CallumVass
CallumVass

Reputation: 11448

Switch between Accounts when hosted on EC2 Instance

We currently have 2 AWS accounts that we use. For most of the stuff we want to use the AWS account that our web app is hosted on in an EC2 instance so this works fine:

services.AddDefaultAWSOptions(this.Configuration.GetAWSOptions());
services.AddAWSService<IAmazonSQS>();
services.AddAWSService<IAmazonSimpleSystemsManagement>();

However, I want to access EC2 instances in another AWS account.
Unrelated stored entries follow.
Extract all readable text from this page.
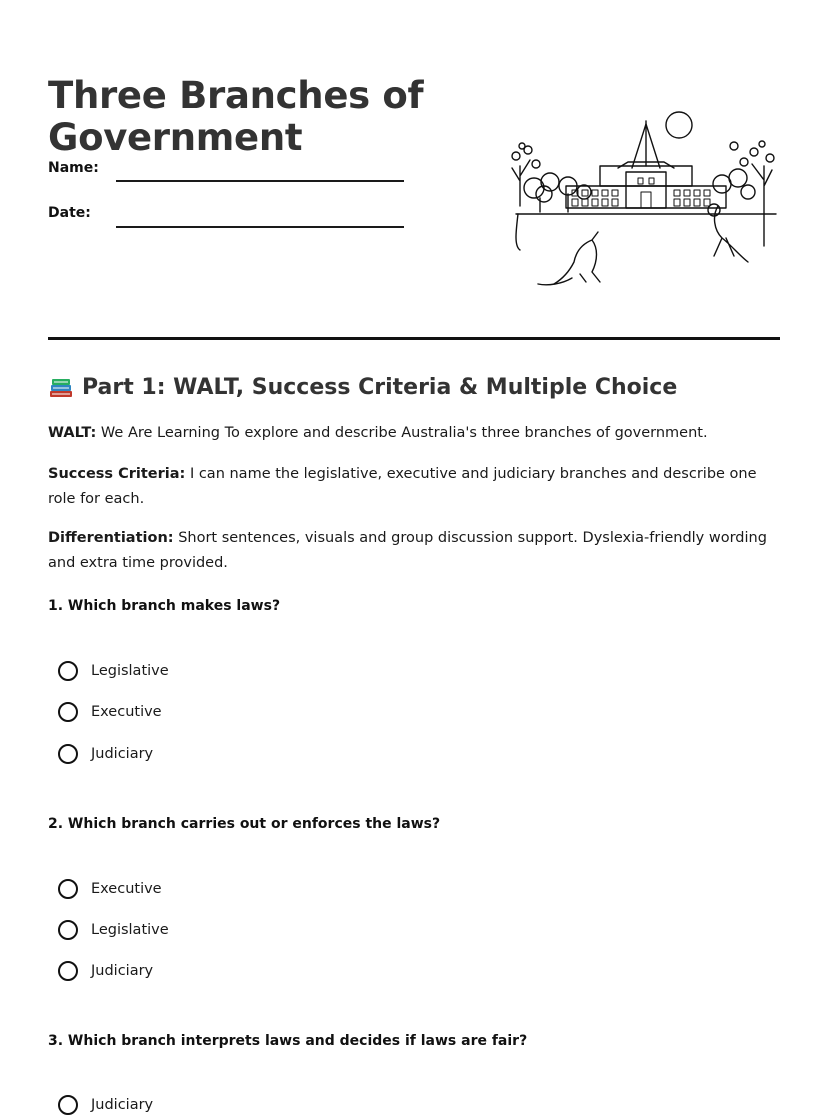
Three Branches of Government
Name:
Date:
Part 1: WALT, Success Criteria & Multiple Choice

WALT: We Are Learning To explore and describe Australia's three branches of government.

Success Criteria: I can name the legislative, executive and judiciary branches and describe one role for each.

Differentiation: Short sentences, visuals and group discussion support. Dyslexia-friendly wording and extra time provided.

1. Which branch makes laws?
Legislative
Executive
Judiciary
2. Which branch carries out or enforces the laws?
Executive
Legislative
Judiciary
3. Which branch interprets laws and decides if laws are fair?
Judiciary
I've configured it to work locally using credentials and from following this guide (where it mentions about using multiple services): https://docs.aws.amazon.com/sdk-for-net/latest/developer-guide/net-dg-config-netcore.html

services.AddDefaultAWSOptions(this.Configuration.GetAWSOptions());
services.AddAWSService<IAmazonSQS>();
services.AddAWSService<IAmazonSimpleSystemsManagement>();

if (this.WebHostEnvironment.IsDevelopment())
{
   // This works fine locally, but I don't want to use credential file in production
    var other = this.Configuration.GetAWSOptions("other");
    services.AddAWSService<IAmazonEC2>(other);
}
else
{
    // How do I register other here without putting a credential file on my ec2 instance?
    services.AddAWSService<IAmazonEC2>();
}

I'm not sure how to register IAmazonEC2 to use my other account. I don't want to put a credential file on my instance which is how I get it working locally but it doesn't seem right to me on production servers.

I have configured an IAM role that has access to my other account and given it to my EC2 instance. But how do I translate that IAM role to a profile to use where I am registering IAmazonEC2 above?
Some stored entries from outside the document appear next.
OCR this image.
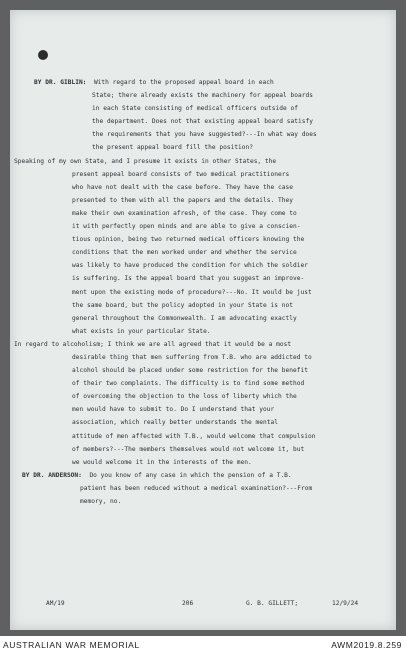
BY DR. GIBLIN: With regard to the proposed appeal board in each
State; there already exists the machinery for appeal boards
in each State consisting of medical officers outside of
the department. Does not that existing appeal board satisfy
the requirements that you have suggested?---In what way does
the present appeal board fill the position?
Speaking of my own State, and I presume it exists in other States, the
present appeal board consists of two medical practitioners
who have not dealt with the case before. They have the case
presented to them with all the papers and the details. They
make their own examination afresh, of the case. They come to
it with perfectly open minds and are able to give a conscien-
tious opinion, being two returned medical officers knowing the
conditions that the men worked under and whether the service
was likely to have produced the condition for which the soldier
is suffering. Is the appeal board that you suggest an improve-
ment upon the existing mode of procedure?---No. It would be just
the same board, but the policy adopted in your State is not
general throughout the Commonwealth. I am advocating exactly
what exists in your particular State.
In regard to alcoholism; I think we are all agreed that it would be a most
desirable thing that men suffering from T.B. who are addicted to
alcohol should be placed under some restriction for the benefit
of their two complaints. The difficulty is to find some method
of overcoming the objection to the loss of liberty which the
men would have to submit to. Do I understand that your
association, which really better understands the mental
attitude of men affected with T.B., would welcome that compulsion
of members?---The members themselves would not welcome it, but
we would welcome it in the interests of the men.
BY DR. ANDERSON: Do you know of any case in which the pension of a T.B.
patient has been reduced without a medical examination?---From
memory, no.
AM/19	206	G. B. GILLETT;	12/9/24
AUSTRALIAN WAR MEMORIAL	AWM2019.8.259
Any help appreciated. Thanks

Upvotes: 0

Views: 333

Answers (1)

John Rotenstein
John Rotenstein

Reputation: 269340

There are really two ways to do it...

Option 1: Use an IAM Role

Let's say that the Amazon EC2 instance is running in Account-A and it now wants to query information about Account-B. You could:

  • Create an IAM Role in Account-B, with a trust policy that trusts the IAM Role being used by the EC2 instance in Account-A
  • Your code running on the EC2 instance in Account-A can call AssumeRole() (using the normal credentials from Account-A). This will return a set of temporary credentials.
  • Use those temporary credentials to make API calls to Account-B

Option 2: Use credentials from Account-B

Alternatively, give your program a set of IAM User credentials from Account-B. These could be stored in AWS Systems Manager Parameter Store - AWS Systems Manager or AWS Secrets Manager, and retrieved by using the normal credentials assigned to the EC2 instance in Account-A.